I’ve often been told that I’m a hopeless romantic. Although I don’t think I’m one, I do have a fair idea of why someone might call me that. For starters, I am a bit of dreamer: whether it’s to do with my career or my relationships, my mind often wanders to places where most people’s minds don’t.
Secondly, I find it hard to let go. Now, I don’t mean that in the psycho ex kind of way. What I mean by that is I am someone who is very keen (to put it nicely) on getting to the bottom of things and I usually don’t rest until I do.
Lastly, I expect people to go out of their way for me – I know, this is starting to sound bad. But hear me out before you judge: the only reason I would expect that from anyone is because I’d be willing to do the same for them – see, I’m not that crazy after all!
So in a way, I understand why someone would translate those things into me being a hopeless romantic – even though I disagree – there could be some truth in it. I guess it all comes down to what you actually define as a ‘hopeless romantic.’

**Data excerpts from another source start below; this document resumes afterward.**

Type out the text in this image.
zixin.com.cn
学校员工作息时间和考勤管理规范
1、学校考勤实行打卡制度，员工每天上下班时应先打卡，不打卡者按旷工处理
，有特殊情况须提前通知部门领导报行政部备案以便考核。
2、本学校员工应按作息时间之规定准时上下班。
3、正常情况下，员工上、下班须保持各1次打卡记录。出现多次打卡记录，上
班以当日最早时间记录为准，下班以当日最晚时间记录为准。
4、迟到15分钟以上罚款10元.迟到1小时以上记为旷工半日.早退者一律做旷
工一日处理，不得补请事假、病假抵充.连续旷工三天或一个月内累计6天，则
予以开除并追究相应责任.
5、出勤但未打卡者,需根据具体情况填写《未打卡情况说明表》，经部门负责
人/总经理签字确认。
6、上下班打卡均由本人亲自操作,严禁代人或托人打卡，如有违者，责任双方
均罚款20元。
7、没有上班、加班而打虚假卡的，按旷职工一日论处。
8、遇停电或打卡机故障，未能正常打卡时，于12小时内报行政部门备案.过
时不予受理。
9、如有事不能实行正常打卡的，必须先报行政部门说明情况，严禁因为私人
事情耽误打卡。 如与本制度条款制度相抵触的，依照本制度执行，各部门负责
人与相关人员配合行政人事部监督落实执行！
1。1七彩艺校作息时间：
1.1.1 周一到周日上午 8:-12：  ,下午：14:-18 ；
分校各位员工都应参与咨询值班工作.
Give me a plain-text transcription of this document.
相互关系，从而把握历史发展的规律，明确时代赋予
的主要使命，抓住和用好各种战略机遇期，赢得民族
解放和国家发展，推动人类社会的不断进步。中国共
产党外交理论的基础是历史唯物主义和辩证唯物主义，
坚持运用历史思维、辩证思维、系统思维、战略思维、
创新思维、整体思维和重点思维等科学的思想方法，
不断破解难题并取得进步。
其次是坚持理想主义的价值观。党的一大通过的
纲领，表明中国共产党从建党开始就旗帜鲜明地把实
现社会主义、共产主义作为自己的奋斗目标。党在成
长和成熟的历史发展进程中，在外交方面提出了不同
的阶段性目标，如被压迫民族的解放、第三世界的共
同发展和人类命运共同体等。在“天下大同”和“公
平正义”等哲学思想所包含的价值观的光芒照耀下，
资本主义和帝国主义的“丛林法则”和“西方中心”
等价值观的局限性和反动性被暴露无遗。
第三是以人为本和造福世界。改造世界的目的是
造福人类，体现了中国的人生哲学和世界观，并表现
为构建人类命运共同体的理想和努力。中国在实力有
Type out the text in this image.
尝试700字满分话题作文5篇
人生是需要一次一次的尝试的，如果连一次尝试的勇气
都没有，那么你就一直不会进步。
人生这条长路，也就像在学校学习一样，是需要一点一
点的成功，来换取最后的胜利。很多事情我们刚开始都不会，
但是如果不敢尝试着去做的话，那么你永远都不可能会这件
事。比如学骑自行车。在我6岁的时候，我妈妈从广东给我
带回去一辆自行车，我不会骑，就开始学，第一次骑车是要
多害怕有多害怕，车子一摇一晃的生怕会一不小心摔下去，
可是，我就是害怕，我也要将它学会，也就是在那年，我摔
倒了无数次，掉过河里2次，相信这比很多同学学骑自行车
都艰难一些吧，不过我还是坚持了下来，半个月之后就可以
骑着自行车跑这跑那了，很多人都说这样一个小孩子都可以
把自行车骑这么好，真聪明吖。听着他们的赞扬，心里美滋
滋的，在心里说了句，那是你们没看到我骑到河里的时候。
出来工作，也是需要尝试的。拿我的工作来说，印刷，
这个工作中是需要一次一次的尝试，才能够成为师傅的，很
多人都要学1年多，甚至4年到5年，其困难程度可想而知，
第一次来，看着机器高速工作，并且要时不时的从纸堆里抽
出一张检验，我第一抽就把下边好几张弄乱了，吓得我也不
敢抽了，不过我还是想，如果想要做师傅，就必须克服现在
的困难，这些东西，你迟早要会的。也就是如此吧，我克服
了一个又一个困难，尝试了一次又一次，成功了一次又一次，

Is it someone who is simply in love with the idea of being in love? (definitely not me) or someone who’s always open-minded about the next relationship even though the previous one went disastrously? (again, not me!)
I think it goes a lot deeper than that. For me, it is a combination of different attitudes and behaviours that make someone a hopeless romantic, not just one or two things.
And if you tick more than just a few of these boxes, then you’re probably not far off from being one yourself:
1. You expect grand gestures: After a fight, you expect to see the words ‘I’m sorry’ written in the sky (but a bouquet of flowers followed by a beautifully wrapped gift as an apology is a close second).
2. You compare your relationship to Allie and Noah: For some reason, you think your love life is comparable to the bickering love birds in The Notebook.
3. You’re in love with the idea of being in love: You admire teens who think they’re in love, you reminisce on the days when YOU were in love and you just adore couples who have been together for years.
4. You strongly believe that PDA: In your eyes, it isn’t official until you’ve practiced PDA regularly.
5. There isn’t a single romcom you haven’t watched: Your capacity for watching romantic comedies is beyond human, can you even think of a romcom you haven’t seen?
6. You think the Eiffel tower and Big Ben make a perfect couple: The more you think of it, the more it makes sense – right?
7. You fantasise about being in a long term relationship with your crush: Sometimes you get more joy in daydreaming about being with your crush than actually spending time in your waking life – sad, but true.
8. You know every single word to ‘I will always love you’ – backwards: This is pretty much says it all.
9. You believe in ‘The One’: Although there is no evidence of it in the present, you feel strangely positive about you and your friends ending up with that perfect somebody.
10. More thought has gone into your wedding day than your career: At this stage, you probably won’t even need a wedding planner for your big day. You’ve been dreaming about being a blushing bride since the day you could pick out your favourite dress.
Have you ever been called a hopeless romantic? If so, I’d love to hear why!